Voici quelques d’éléments de plus sur la «théologie du peuple» argentine maintenant rendue célèbre par le pape François, venant d’un excellent nouveau petit livre, “Le pape du peuple”, une série d’entretiens avec le théologien Juan Carlos Scannone, par Bernadette Sauvaget

Comme indiqué précédemment, Scannone, qui mentionne sa participation à une importante conférence organisée par MIIC à Rome en 1974, est l’un d’un des trois théologiens argentins aux côtés de Lucio Gera et Rafaël Tello, dont il confirme l’influence sur le pape François, qui étaient responsables du développement de la théologie du peuple.

De manière significative, Scannone réfute toute opposition entre la théologie de la libération et la théologie du peuple, notant que ces évolutions ont eu lieu “à partir de Medellin”, la conférence du CELAM en 1968, “sous l’influence de Gustavo Gutiérrez”.

Scannone comments (p. 77):

La théologie du peuple fait partie de ce mouvement. Ce qui est sûr, c’est que l’Église latino-américaine devient, à partir de ce moment-là, une Église source et non plus une Église miroir, surtout de l’Europe.

Ils ont créé, en 1966, un groupe, la Commission épiscopale de pastorale, la COEPAL. Dans la lignée du Concile, il s’agissait de susciter une pastorale d’ensemble pour l’Argentine. La théologie du peuple va naître au sein de cette commission. La COEPAL a fonctionné jusqu’au début de 1973. À ce moment, les évêques l’ont arrêtée mais le groupe a continué de se réunir et de réfléchir ensemble, de publier.

Sauvaget pose une autre question importante: qui étit dans cette commission?

C’était un groupe d’évêques, de théologiens, de religieux et de religieuses. Parmi les évêques, figurait Mgr Enrique Angelelli, qui, en 1976, a été assassiné par les militaires. Professeur de théologie à la faculté de théologie de l’archidiocèse de Buenos Aires, Lucio Gera était le leader chez les théologiens. Il avait suivi des études de théologie en Europe, à l’Angelicum à Rome et ensuite, pour son doctorat, il était allé à Bonn. Rafaël Tello était l’autre théologien qui comptait dans ce groupe. Lui aussi était professeur de théologie à la faculté de Buenos Aires. Bergoglio a beaucoup d’estime pour l’un et pour l’autre. Ils ont influencé sa pensée et sa pastorale. Parmi les personnalités importantes de la COEPAL, il y avait aussi Justino O’Farrell. Ce prêtre était professeur de sociologie, à l’université nationale de Buenos Aires. Il a joué un rôle essentiel car il était le lien entre la COEPAL, où est née la théologie du peuple, et les « chaires nationales de sociologie » de l’université nationale de Buenos Aires. Justino O’Farrell était l’un des penseurs de la sociologie en Argentine où le thème du peuple avait pris de l’importance.
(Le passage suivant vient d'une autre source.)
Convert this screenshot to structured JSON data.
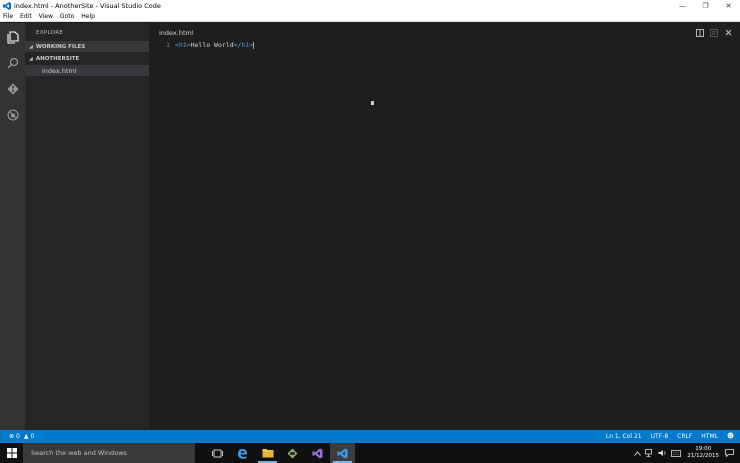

L’autre apport majeur de la théologie du peuple est sa réflexion sur le thème de l’histoire. La conférence de Medellin se préoccupait surtout du sociostructurel ; celle de Puebla a commencé à s’intéresser à l’histoire de l’évangélisation. Quand on a commencé à parler de l’évangélisation de la culture, on a repris ce thème de l’histoire, de l’histoire de la culture.

Ici encore, il est à noter que le chapitre Gaudium et Spes sur le “développement propre de la culture” a été élaboré selon la méthode voir-juger-agir avec une contribution particulièrement importante d’Albert Dondeyne, en effet le philosophe de Louvain était également depuis de nombreuses années le plus proche collaborateur philosophique de Cardijn et de la JOC.

SOURCES
Bernadette Sauvaget et Juan Carlos Scannone, Le pape du peuple, Bergoglio raconté par son confrère théologien jésuite et argentin, Cerf, Paris, 2015.